Si Pemuda itu manggut-manggut, tanda paham akan penjelasannya.
“Nah, kamulah yang harus jadi yang satu itu, bukan yang empat puluh. Namun harus terima konsekuensi, kau harus kuat,bersih, berpengetahuan, harus selalu asah mentalmu,  karena cobaan, tantangan pasti datang silih berganti, dan selalu bertingkat. Maka jika masalah datang jangan kau hindari, namun hadapilah. Jalan keluar dan solusi akan datang menghampirimu jika kamu tak lari darinya.”
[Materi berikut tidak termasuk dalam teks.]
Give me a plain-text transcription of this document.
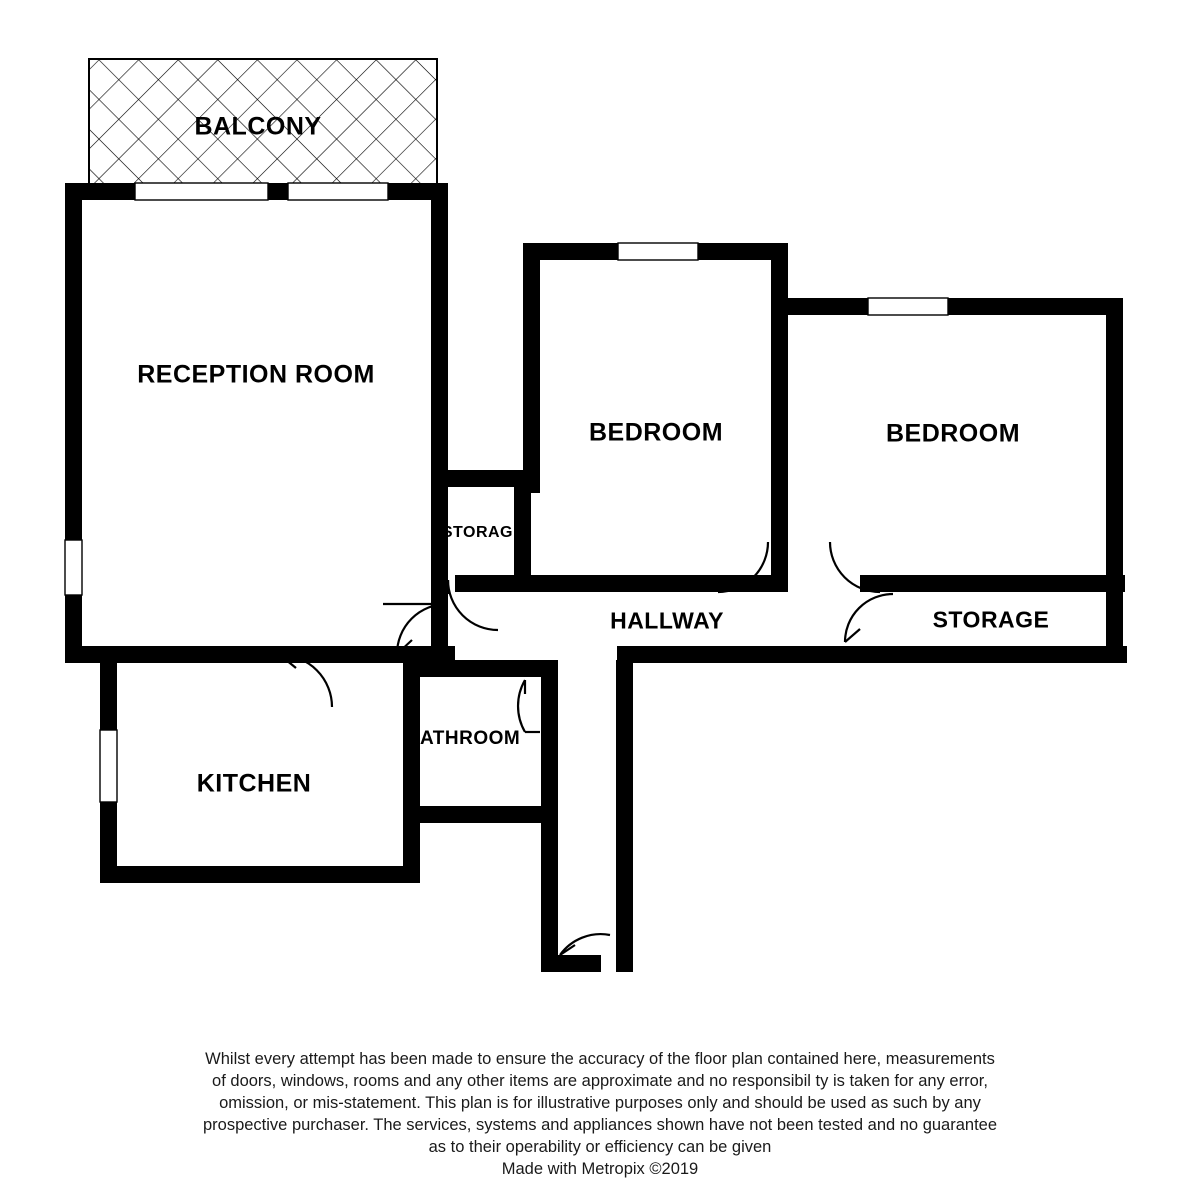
BALCONY
RECEPTION ROOM
BEDROOM	BEDROOM
STORAGE
HALLWAY	STORAGE
BATHROOM
KITCHEN

Whilst every attempt has been made to ensure the accuracy of the floor plan contained here, measurements

of doors, windows, rooms and any other items are approximate and no responsibil ty is taken for any error,

omission, or mis-statement. This plan is for illustrative purposes only and should be used as such by any

prospective purchaser. The services, systems and appliances shown have not been tested and no guarantee

as to their operability or efficiency can be given

Made with Metropix ©2019
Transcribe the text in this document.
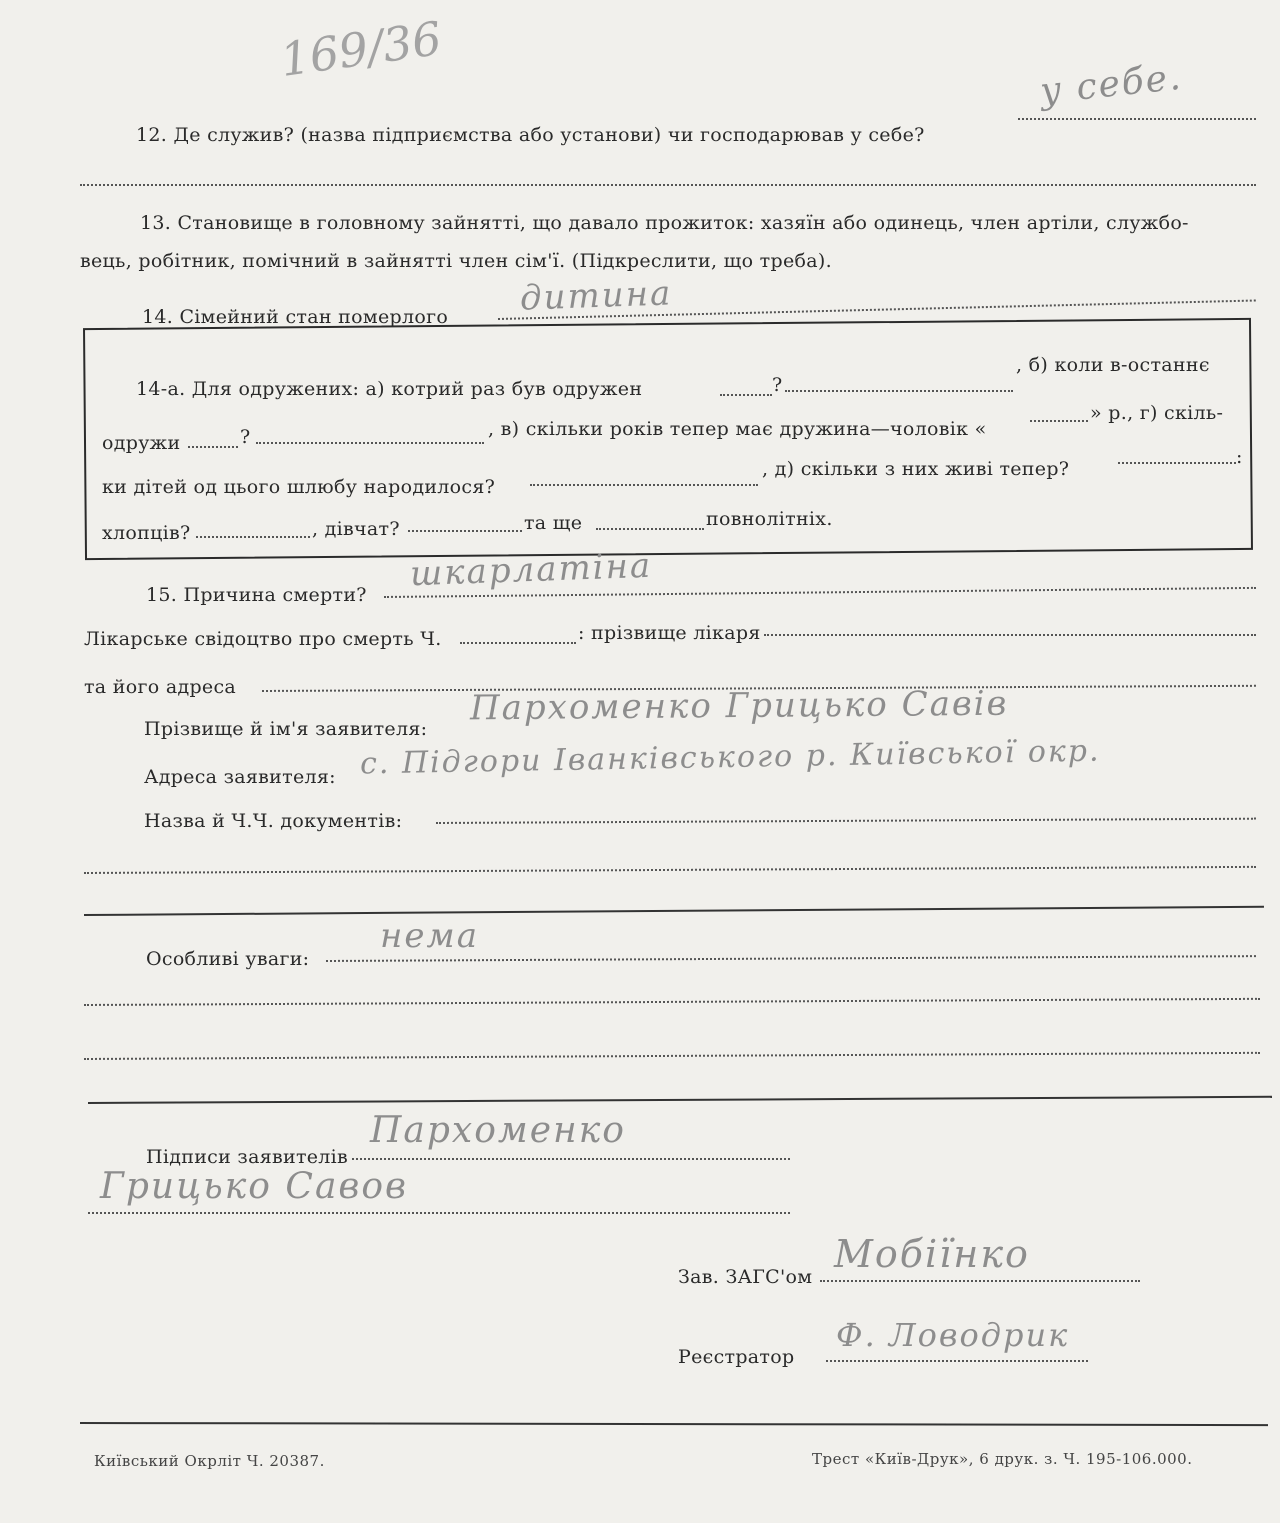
169/36
12. Де служив? (назва підприємства або установи) чи господарював у себе?
у себе.
13. Становище в головному зайнятті, що давало прожиток: хазяїн або одинець, член артіли, службо-
вець, робітник, помічний в зайнятті член сім'ї. (Підкреслити, що треба).
14. Сімейний стан померлого дитина
14-а. Для одружених: а) котрий раз був одружен	?
, б) коли в-останнє
одружи	?	, в) скільки років тепер має дружина—чоловік «
» р., г) скіль-
ки дітей од цього шлюбу народилося?
, д) скільки з них живі тепер?
:
хлопців?	, дівчат?	та ще	повнолітніх.
15. Причина смерти?
шкарлатіна
Лікарське свідоцтво про смерть Ч.	: прізвище лікаря
та його адреса
Прізвище й ім'я заявителя:
Пархоменко Грицько Савів
Адреса заявителя: с. Підгори Іванківського р. Київської окр.
Назва й Ч.Ч. документів:
Особливі уваги:
нема
Підписи заявителів
Пархоменко
Грицько Савов
Зав. ЗАГС'ом
Мобіїнко
Реєстратор
Ф. Ловодрик
Київський Окрліт Ч. 20387.	Трест «Київ-Друк», 6 друк. з. Ч. 195-106.000.
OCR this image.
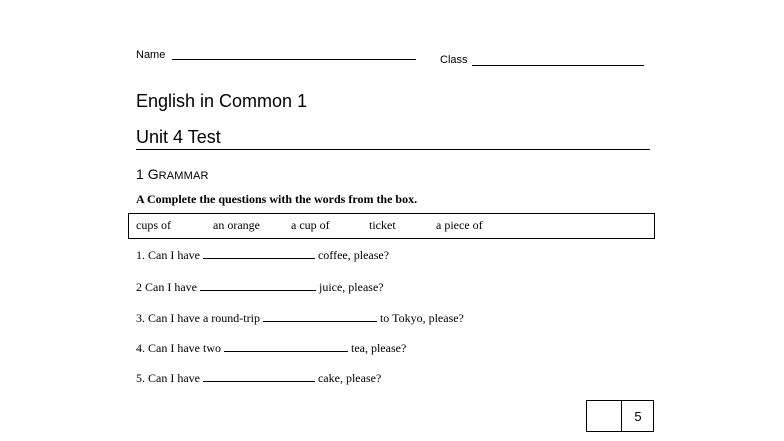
Name	Class
English in Common 1
Unit 4 Test
1 GRAMMAR
A Complete the questions with the words from the box.
cups of	an orange	a cup of	ticket	a piece of
1. Can I have	coffee, please?
2 Can I have	juice, please?
3. Can I have a round-trip	to Tokyo, please?
4. Can I have two	tea, please?
5. Can I have	cake, please?
5
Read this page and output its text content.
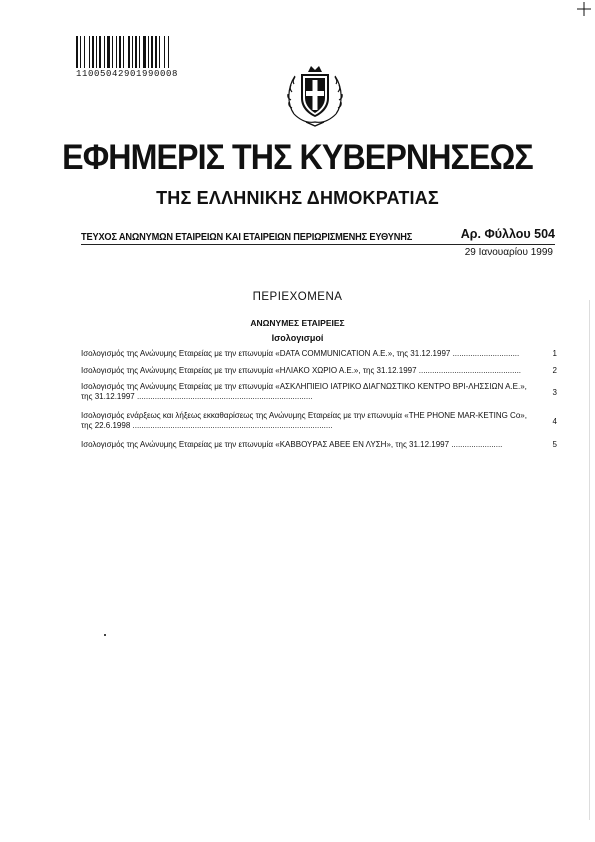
11005042901990008
ΕΦΗΜΕΡΙΣ ΤΗΣ ΚΥΒΕΡΝΗΣΕΩΣ
ΤΗΣ ΕΛΛΗΝΙΚΗΣ ΔΗΜΟΚΡΑΤΙΑΣ
ΤΕΥΧΟΣ ΑΝΩΝΥΜΩΝ ΕΤΑΙΡΕΙΩΝ ΚΑΙ ΕΤΑΙΡΕΙΩΝ ΠΕΡΙΩΡΙΣΜΕΝΗΣ ΕΥΘΥΝΗΣ	Αρ. Φύλλου 504
29 Ιανουαρίου 1999
ΠΕΡΙΕΧΟΜΕΝΑ
ΑΝΩΝΥΜΕΣ ΕΤΑΙΡΕΙΕΣ
Ισολογισμοί
Ισολογισμός της Ανώνυμης Εταιρείας με την επωνυμία «DATA COMMUNICATION Α.Ε.», της 31.12.1997 ..............................	1
Ισολογισμός της Ανώνυμης Εταιρείας με την επωνυμία «ΗΛΙΑΚΟ ΧΩΡΙΟ Α.Ε.», της 31.12.1997 ..............................................	2
Ισολογισμός της Ανώνυμης Εταιρείας με την επωνυμία «ΑΣΚΛΗΠΙΕΙΟ ΙΑΤΡΙΚΟ ΔΙΑΓΝΩΣΤΙΚΟ ΚΕΝΤΡΟ ΒΡΙ-ΛΗΣΣΙΩΝ Α.Ε.», της 31.12.1997 ...............................................................................	3
Ισολογισμός ενάρξεως και λήξεως εκκαθαρίσεως της Ανώνυμης Εταιρείας με την επωνυμία «THE PHONE MAR-KETING Co», της 22.6.1998 ..........................................................................................	4
Ισολογισμός της Ανώνυμης Εταιρείας με την επωνυμία «ΚΑΒΒΟΥΡΑΣ ΑΒΕΕ ΕΝ ΛΥΣΗ», της 31.12.1997 .......................	5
“Kunci utama harus selalu dekat dengan-Nya. Dengan  mengingat, syukur, dan ikhlas kepada-Nya.” kata Pak Tua mengakhiri penjelasan.
“Terimakasih atas petuahnya Mbah.” Si Pemuda berkata dengan penuh kelembutan.
Akhirnya mereka berdua sampai di desa. Mereka berpisah dipertigaan. Kembali kerumah masing-masing.